Winemaking or vinification starts with the selection of grapes. After harvesting the grapes, they are taken to a winery for fermentation. Red grapes are made from the pulp fermented along with the skin, which gives it the real colour. Whereas white wine is made by fermenting the juice extracted from the grapes.
Red grapes are made from the pulp fermented along with the skin.
Traditionally the grapes were collected in oak vessels for fermentation. Nowadays, many wineries adopt a more modern approach of fermenting in Stainless Steel containers open at the top.

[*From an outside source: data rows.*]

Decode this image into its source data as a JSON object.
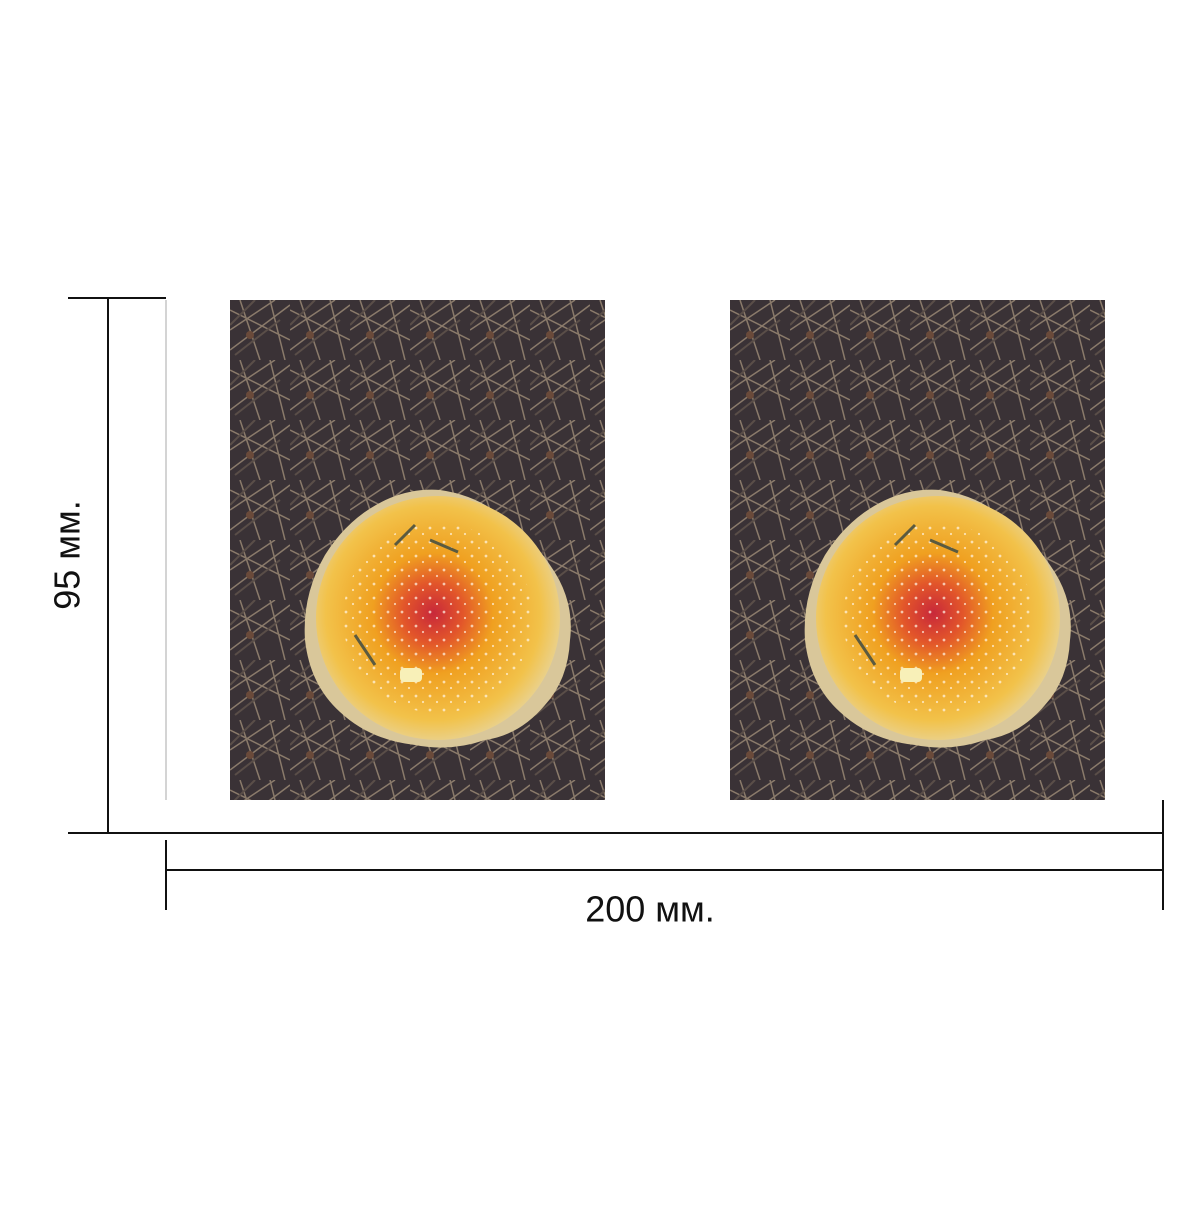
{
  "dimensions": {
    "height": "95 мм.",
    "width": "200 мм."
  }
}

During this stage yeast may be added to catalyse the fermentation process. This usually takes one to two weeks during which the yeast converts sugar in the grapes into alcohol. The alcoholic fermentation takes place in the favourable conditions created by pumping over the mixture and pigeages (traditional stomping of grapes), along with the addition of yeast.
At the end of the process, yeast is removed to avoid spoiling of flavour and to leave the wine with a clear, crisp appearance.
Verderflex hose pumps in the filter press
The process to remove yeast is usually performed by introducing diatomaceous (kieselguhr) earth into the fermented wine. The fine particles of diatomaceous earth attract the yeast cells to form clumps, which remain in a suspension referred to as yeast slurry.
The yeast slurry is then pumped through a filter press with a Verderflex peristaltic pump, before the wine is finally stored or bottled.
A German company manufactures chamber filter press system mounted on a skid with a Verderflex VF25 industrial hose pump as part of a standard filter press system.
From the yeast slurry storage vessel, the slurry is fed into the peristaltic pump through a 32-mm suction line made from flexible Verderflex hose to reduce pulsation. The peristaltic Verderflex pump is fitted with DIN 11851, type SC stainless steel sanitary connections of 32 mm, with reducing inserts to suit the 25mm tubing. The drive of the pump is a 1.1 kW gear reducer giving a pump speed of 48 rpm, delivering 800 l/hr of product to the filter press.
On the discharge side of the filter press pump, a 32mm flexible hose is used to feed the filter press. It is important to eliminate the pulsation on the discharge side of the peristaltic pump, so in addition to the flexible hose, an air dome is installed. The air dome has a volume of approximately 20 litres, allowing it to absorb pulsation, but also to act as a pressurised storage tank for the filter.
The chamber filters are evenly filled with wine/yeast slurry mixture, to a pressure of 10 bar. This pressure is maintained and not exceeded, for effective operation. To achieve this, a pressure sensor is installed on top of the air dome and is set to stop the Verderflex pump running when 10 bar pressure is registered. At least one pressing shoe of the pump is always positioned to be fully compressing the hose, acting as a valve, thus maintaining the pressure in the air dome and chamber filter.
As the wine slowly flows through the filter the pressure inside the air dome reduces, until the sensor registers a pressure of 7 bar, at which point it is set to start the Verderflex pump again. The industrial hose pump continues to stop and start in this cycle, maintaining an even pressure between 7 and 10 bar until the filter is completely filled with the yeast solids. At the end of a batch, when the yeast slurry feed vessel is empty, the peristaltic Verderflex pump can run dry without damage. Or, if the filter is blocked in the middle of a batch, the hose pump can then be reversed to empty the filter and air dome of yeast slurry, leaving the filter dry, so the yeast cake can be removed. Some of the reasons why Verderflex hose pumps are popular in wineries.
In these wineries in Germany the duty cycle is for approximately 500 running hours per unit per year.
After each season, the hose inside the pump is replaced with a new one.